Friday, February 1, 2008

Friday Misc

The usual this and that from another week in paradise -- if you're definition of paradise is a place where the temp stays below zero for days on end.

Anyway, new MinnPost story on the Theatre Unbound 24 Hour Play Project is online.

As are a couple of pieces at Lakeshore Weekly News.

Lost is back. The debut was dynamite -- full of the intrigue and real drama that has always marked the best episodes of the series. It followed through with a number of the major cliff hangers from last season, found a new way to divide the survivors, had some excellent scares and reminded me why Hurley has always been a favorite character. At the beginning, when he shouted "I'm one of the Oceanic Six" I knew we had a major mystery for the rest of the season -- who are the other three (Jack, Kate and Hurley are all in the "flash-forward" world) survivors, and what happened to the rest? For the first time, I'm cursing the writer's strike (well, more episodes of Pushing Up Daisies would have been nice) and hope it ends in time to get the rest of season 4.

For readers in Britain -- or Americans with, um, access -- the sequel to the terrific Life on Mars starts next week. Ashes to Ashes (another David Bowie song) moves the action to 1980, has a number of the old Manchester cops, no Sam Tyler, but a new detective who "time travels" (i.e., gets a bump on the head and wakes up in the past) from modern day. The science-fiction hook was always secondary to the characters and the loving pastiche of old-school cop dramas. Hopefully that'll keep with an era that shouldn't seem so much like living on another world.

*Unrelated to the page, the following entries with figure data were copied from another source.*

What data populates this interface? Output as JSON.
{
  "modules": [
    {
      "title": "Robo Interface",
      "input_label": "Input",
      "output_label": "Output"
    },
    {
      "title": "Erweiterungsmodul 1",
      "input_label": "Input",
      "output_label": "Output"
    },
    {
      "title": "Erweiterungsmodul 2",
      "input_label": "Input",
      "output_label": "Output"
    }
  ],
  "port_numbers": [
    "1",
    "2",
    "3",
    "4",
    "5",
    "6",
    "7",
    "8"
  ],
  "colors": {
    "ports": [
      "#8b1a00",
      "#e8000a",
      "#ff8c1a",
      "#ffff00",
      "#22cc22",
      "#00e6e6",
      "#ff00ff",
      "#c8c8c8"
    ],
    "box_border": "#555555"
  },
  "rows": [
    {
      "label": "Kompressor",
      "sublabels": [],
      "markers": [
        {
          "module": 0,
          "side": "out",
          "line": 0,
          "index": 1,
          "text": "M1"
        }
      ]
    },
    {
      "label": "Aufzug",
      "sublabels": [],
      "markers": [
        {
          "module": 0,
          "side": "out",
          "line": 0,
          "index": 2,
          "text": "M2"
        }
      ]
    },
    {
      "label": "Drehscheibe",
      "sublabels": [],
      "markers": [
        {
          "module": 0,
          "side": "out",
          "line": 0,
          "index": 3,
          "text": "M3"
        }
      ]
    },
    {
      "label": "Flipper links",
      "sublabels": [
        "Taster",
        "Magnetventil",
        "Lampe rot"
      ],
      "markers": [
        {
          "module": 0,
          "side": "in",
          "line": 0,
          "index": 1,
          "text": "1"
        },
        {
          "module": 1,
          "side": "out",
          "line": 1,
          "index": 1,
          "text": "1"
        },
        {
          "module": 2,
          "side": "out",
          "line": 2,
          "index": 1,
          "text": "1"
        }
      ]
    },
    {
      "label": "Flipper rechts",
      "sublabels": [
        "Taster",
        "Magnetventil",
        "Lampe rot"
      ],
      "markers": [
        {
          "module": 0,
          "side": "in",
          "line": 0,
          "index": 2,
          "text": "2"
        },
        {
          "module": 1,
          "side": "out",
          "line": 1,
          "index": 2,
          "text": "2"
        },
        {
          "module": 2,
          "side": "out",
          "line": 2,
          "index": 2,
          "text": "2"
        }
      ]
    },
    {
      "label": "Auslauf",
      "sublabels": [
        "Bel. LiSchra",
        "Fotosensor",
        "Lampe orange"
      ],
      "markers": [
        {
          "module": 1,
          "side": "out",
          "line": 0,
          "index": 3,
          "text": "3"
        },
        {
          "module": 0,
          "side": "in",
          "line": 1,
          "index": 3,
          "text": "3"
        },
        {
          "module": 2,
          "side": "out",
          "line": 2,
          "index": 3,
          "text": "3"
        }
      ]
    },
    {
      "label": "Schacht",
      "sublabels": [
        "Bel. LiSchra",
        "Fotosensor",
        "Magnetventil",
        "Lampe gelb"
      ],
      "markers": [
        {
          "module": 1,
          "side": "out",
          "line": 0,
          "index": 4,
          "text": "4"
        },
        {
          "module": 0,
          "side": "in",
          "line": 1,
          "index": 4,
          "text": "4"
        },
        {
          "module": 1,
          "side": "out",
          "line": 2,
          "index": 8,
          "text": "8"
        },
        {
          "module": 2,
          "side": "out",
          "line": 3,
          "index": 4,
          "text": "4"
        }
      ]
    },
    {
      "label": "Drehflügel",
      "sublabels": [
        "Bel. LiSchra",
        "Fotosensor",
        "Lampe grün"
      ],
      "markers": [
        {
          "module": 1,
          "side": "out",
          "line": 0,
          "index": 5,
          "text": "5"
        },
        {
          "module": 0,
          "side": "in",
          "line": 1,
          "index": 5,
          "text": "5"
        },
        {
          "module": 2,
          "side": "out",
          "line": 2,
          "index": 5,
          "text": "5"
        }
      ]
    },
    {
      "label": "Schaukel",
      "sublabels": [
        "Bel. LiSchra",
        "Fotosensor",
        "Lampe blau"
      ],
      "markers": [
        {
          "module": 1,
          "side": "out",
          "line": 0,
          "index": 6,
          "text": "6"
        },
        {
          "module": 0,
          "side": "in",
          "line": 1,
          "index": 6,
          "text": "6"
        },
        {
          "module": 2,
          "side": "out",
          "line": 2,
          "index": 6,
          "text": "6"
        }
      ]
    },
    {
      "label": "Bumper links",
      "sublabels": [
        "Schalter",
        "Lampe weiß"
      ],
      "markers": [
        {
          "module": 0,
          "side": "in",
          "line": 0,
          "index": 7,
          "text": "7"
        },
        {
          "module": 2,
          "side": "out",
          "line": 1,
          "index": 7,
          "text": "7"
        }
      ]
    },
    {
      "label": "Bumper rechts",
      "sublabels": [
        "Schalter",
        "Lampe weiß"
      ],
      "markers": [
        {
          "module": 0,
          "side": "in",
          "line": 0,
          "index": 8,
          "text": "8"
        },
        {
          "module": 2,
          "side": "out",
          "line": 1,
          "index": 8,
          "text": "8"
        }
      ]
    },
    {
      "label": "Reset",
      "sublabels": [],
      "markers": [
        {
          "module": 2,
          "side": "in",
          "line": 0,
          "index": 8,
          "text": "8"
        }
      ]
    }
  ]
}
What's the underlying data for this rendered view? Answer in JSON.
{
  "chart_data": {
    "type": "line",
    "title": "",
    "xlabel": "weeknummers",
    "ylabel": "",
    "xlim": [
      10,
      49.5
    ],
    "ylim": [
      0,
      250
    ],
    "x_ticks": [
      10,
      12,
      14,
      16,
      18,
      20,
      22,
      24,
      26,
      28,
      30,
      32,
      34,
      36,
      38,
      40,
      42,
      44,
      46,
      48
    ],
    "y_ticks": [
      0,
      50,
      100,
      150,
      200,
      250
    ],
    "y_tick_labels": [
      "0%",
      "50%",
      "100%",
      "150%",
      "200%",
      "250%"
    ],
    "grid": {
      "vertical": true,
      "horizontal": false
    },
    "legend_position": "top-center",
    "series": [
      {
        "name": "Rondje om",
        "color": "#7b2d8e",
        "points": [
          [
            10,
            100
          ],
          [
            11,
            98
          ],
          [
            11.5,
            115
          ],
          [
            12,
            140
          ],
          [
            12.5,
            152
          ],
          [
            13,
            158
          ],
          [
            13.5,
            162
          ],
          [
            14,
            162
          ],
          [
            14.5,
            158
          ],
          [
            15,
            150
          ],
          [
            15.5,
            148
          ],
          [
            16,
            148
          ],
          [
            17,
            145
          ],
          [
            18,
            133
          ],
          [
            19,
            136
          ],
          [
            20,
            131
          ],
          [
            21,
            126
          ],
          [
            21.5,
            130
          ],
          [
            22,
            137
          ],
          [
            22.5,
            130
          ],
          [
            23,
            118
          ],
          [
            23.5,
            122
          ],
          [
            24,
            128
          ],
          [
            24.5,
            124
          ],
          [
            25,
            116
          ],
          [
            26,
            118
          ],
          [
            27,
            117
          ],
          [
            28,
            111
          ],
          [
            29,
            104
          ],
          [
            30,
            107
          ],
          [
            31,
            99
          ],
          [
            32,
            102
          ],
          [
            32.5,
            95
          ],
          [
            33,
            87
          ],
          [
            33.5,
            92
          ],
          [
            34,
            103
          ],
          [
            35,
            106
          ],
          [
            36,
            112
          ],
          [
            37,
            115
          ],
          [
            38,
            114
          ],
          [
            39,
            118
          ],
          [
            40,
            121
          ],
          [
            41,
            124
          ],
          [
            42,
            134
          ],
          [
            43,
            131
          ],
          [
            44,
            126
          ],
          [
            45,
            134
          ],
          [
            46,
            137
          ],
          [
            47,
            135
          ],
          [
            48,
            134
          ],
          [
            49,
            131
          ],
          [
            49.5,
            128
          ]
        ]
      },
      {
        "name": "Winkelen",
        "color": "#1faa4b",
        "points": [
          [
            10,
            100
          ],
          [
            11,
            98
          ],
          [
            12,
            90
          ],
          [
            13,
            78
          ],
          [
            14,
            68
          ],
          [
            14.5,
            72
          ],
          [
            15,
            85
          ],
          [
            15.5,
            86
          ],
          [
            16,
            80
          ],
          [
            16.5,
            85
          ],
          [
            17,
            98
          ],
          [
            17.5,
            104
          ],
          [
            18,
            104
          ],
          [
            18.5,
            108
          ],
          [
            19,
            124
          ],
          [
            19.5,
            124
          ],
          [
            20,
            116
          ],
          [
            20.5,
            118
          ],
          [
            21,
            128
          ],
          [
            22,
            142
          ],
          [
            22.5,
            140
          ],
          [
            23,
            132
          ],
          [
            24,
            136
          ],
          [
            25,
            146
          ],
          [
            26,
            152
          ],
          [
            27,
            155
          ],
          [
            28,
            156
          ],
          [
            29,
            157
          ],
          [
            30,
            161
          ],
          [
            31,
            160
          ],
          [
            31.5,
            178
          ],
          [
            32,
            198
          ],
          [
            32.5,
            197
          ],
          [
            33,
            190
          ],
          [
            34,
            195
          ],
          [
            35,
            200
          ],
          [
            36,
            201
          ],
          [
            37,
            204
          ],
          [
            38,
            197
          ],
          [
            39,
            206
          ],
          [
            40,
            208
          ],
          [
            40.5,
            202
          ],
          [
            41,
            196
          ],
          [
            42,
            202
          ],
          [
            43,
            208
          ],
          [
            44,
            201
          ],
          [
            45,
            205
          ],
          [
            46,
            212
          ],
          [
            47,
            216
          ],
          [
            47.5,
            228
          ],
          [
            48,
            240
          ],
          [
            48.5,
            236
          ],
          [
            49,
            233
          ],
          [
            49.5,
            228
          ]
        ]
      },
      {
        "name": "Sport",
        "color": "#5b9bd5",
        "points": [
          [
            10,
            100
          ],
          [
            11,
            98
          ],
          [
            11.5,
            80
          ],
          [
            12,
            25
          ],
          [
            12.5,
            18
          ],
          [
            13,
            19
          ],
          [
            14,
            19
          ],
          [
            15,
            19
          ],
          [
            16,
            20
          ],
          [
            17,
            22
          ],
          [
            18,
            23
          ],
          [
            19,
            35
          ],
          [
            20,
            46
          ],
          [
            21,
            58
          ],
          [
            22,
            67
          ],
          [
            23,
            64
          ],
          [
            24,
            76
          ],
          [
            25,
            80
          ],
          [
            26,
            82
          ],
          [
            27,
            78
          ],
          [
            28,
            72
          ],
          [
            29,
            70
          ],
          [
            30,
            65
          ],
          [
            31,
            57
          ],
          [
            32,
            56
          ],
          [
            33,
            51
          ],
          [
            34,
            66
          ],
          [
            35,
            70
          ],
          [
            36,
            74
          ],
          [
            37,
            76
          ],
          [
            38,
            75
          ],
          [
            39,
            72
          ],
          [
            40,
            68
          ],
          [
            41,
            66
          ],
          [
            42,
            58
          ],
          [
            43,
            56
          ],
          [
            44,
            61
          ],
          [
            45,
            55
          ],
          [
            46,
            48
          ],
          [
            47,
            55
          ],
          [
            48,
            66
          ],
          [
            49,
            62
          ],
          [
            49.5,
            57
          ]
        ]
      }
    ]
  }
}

And a bit (OK, more than a bit) of a musical obscurity this week:
Age The Scar of Lead
Japanese crusty four-piece that I really know nothing about except that they were part of the Amebix Japan comp a couple of years back and have a couple of eps floating around. This seven track mini-lp has tons of charms, from the raging, nearly out-of-control fury of the playing to the oddly translated English lyrics that make more sense the longer you read them ("The night full of wicked hearts attack on" is a prime example). Age even tackle Twisted Sister's Stay Hungry, which marks the first time something related to that band has been cool since 1983. I picked it up at my local punk rock shop, Extreme Noise. If you're interested, you will have to hunt -- the Internet didn't offer any band or label sites, but there were a smattering of places that sold the lp.